Por Daniela Uequed e Douglas Angeli – em colaboração com Rádio Alerj

Seis escolas fecharam os desfiles do grupo especial na noite de segunda-feira no sambódromo da Marquês de Sapucaí. No início do amanhecer, a Unidos do Viradouro encerrou o espetáculo como uma das grandes favoritas ao título.

Com o enredo sobre Rosa Maria Egipcíaca, africana escravizada no século XVIII, mística e autora do primeiro livro escrito por uma mulher negra no Brasil, a Viradouro apresentou um conjunto de alegorias e fantasias sofisticado, combinando teatralização com a evolução tradicional das aulas. Destaques também para o samba e para a comissão de frente, que representava Rosa Maria conduzindo uma dança e ventania, com efeitos de iluminação e pétalas de rosa voando em círculos.

Tuiuti e Portela

A Tuiuti abriu o desfile de segunda com enredo de Rosa Magalhães e João Vitor Araújo sobre os búfalos da ilha de Marajó, começando sua narrativa na Índia, com o comércio de especiarias e passando pela arte marajoara e expressões culturais paraenses relacionadas ao “boi mongagueiro”.

A escola recebeu o Estandarte de Ouro, principal premiação da imprensa carioca, de melhor samba, comissão de frente, bateria e intérprete – Wander Pires.

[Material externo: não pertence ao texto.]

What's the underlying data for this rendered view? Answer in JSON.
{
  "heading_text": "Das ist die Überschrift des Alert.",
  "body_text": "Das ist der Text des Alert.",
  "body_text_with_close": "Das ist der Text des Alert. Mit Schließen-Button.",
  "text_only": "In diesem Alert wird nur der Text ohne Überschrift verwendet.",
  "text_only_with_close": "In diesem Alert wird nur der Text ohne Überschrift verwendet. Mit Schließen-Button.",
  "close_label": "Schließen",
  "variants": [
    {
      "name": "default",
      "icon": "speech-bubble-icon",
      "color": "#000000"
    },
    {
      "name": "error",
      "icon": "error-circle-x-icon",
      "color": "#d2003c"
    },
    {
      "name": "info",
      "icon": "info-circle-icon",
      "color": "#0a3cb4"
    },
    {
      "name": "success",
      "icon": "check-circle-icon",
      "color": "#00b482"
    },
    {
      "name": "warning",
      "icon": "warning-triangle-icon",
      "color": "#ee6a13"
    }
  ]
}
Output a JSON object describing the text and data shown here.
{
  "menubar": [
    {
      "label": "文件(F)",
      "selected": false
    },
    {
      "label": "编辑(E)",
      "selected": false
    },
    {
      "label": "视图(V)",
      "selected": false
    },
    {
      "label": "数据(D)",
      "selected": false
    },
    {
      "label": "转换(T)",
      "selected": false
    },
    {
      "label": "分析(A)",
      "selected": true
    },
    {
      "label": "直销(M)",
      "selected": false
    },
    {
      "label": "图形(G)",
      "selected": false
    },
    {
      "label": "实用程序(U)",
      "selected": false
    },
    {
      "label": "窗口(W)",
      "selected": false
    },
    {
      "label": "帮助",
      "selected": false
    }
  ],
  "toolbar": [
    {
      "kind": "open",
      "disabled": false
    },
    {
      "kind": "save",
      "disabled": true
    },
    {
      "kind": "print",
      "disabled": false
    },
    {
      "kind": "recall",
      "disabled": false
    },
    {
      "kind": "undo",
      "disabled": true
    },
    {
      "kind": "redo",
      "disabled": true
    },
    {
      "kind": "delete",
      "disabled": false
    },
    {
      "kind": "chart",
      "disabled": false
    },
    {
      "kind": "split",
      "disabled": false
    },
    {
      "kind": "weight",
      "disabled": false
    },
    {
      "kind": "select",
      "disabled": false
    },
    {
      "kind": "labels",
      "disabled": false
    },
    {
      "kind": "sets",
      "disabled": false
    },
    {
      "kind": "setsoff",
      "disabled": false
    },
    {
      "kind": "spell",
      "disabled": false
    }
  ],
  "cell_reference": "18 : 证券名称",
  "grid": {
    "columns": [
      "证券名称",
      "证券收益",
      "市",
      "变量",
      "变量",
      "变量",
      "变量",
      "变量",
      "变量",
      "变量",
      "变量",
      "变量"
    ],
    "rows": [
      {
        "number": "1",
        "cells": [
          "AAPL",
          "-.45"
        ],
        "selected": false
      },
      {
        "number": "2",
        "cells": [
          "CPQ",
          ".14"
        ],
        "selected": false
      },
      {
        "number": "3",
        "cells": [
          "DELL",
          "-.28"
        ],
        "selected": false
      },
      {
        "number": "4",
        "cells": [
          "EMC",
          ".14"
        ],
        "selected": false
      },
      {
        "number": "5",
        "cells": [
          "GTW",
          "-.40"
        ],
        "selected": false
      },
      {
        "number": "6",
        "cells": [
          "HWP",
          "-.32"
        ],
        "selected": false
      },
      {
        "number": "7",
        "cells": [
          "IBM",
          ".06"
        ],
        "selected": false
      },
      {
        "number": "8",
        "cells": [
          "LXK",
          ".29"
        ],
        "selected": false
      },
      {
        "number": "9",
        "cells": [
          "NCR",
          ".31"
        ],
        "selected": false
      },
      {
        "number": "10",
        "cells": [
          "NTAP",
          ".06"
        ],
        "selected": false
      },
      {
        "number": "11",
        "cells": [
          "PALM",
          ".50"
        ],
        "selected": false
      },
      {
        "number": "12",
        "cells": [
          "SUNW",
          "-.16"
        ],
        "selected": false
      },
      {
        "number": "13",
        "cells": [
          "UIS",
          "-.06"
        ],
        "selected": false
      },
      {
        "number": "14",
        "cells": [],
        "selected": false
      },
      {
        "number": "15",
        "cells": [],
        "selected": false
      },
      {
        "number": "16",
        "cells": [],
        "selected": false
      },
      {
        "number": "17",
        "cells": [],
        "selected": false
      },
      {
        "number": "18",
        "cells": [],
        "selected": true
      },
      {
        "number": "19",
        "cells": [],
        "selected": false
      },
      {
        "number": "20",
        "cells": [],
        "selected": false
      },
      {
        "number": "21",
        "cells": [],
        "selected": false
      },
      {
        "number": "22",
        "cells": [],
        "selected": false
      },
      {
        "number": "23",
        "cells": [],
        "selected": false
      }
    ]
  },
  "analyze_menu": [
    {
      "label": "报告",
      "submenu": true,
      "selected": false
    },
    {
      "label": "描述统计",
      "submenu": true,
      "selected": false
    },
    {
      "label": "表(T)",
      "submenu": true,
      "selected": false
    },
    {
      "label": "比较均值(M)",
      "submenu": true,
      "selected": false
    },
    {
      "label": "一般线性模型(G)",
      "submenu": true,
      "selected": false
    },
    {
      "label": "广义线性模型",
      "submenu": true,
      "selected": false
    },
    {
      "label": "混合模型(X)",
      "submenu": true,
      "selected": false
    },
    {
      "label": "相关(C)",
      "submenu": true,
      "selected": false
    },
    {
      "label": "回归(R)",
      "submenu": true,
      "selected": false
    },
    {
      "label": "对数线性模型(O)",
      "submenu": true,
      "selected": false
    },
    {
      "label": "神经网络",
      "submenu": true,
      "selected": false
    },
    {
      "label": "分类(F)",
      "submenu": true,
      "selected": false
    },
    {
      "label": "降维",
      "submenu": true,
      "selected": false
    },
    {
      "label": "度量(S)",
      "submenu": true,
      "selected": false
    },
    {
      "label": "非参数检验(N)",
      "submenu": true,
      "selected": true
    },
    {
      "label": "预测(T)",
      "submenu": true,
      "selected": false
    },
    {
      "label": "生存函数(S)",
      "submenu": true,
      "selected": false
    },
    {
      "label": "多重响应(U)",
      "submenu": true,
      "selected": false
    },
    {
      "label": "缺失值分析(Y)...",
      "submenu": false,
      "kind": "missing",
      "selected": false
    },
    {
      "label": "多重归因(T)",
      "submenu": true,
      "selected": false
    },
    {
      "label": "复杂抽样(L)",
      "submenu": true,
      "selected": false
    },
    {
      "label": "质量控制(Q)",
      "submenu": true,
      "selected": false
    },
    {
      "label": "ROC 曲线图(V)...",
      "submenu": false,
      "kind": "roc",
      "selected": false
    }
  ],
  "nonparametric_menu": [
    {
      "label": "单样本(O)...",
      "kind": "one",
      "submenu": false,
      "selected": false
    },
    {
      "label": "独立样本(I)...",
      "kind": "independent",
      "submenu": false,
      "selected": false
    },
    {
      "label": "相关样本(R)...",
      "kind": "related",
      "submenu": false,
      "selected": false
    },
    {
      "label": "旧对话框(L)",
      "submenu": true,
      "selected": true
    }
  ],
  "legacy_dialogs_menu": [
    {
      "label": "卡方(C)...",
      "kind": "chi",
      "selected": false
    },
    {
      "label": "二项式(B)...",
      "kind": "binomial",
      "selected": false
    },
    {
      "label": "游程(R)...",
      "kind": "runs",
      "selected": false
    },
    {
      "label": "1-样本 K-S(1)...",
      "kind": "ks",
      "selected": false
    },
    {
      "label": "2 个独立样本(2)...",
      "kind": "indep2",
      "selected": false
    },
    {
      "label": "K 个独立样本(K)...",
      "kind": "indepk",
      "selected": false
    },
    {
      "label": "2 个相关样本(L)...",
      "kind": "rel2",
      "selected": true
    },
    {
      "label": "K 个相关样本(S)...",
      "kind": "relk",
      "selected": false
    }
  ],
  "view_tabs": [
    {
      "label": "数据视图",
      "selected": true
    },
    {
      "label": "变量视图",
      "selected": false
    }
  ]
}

Na sequência, a Portela exaltou seu centenário abrindo a apresentação com seus baluartes e personalidades do samba ligadas à escola, como Paulinho da Viola, Marisa Monte, Zeca Pagodinho, Tia Surica e a Velha Guarda da escola, à frente da águia, seu símbolo, este ano combinando o azul com dourado.

O desfile teve graves erros, com a terceira alegoria batendo duas vezes no gradil do setor 3 do sambódromo e abrindo um buraco na evolução de mais de 300 metros em frente a duas cabines de jurados. Na terceira cabine de julgamento, outra falha de evolução da última alegoria e a perda da peruca da porta-bandeira, entre outras dificuldades nas alegorias, deixam a centenária Portela em situação difícil na apuração das notas.

Candidatas ao título

Além da Viradouro, Vila Isabel e Imperatriz Leopoldinense realizaram desfiles candidatos ao título do grupo especial. Com o carnavalesco Paulo Barros, a Vila levou para a avenida as festas e celebrações de origem religiosa, desde as festas para o Deus Baco na Antiguidade, passando pelas festas católicas e celebrações populares.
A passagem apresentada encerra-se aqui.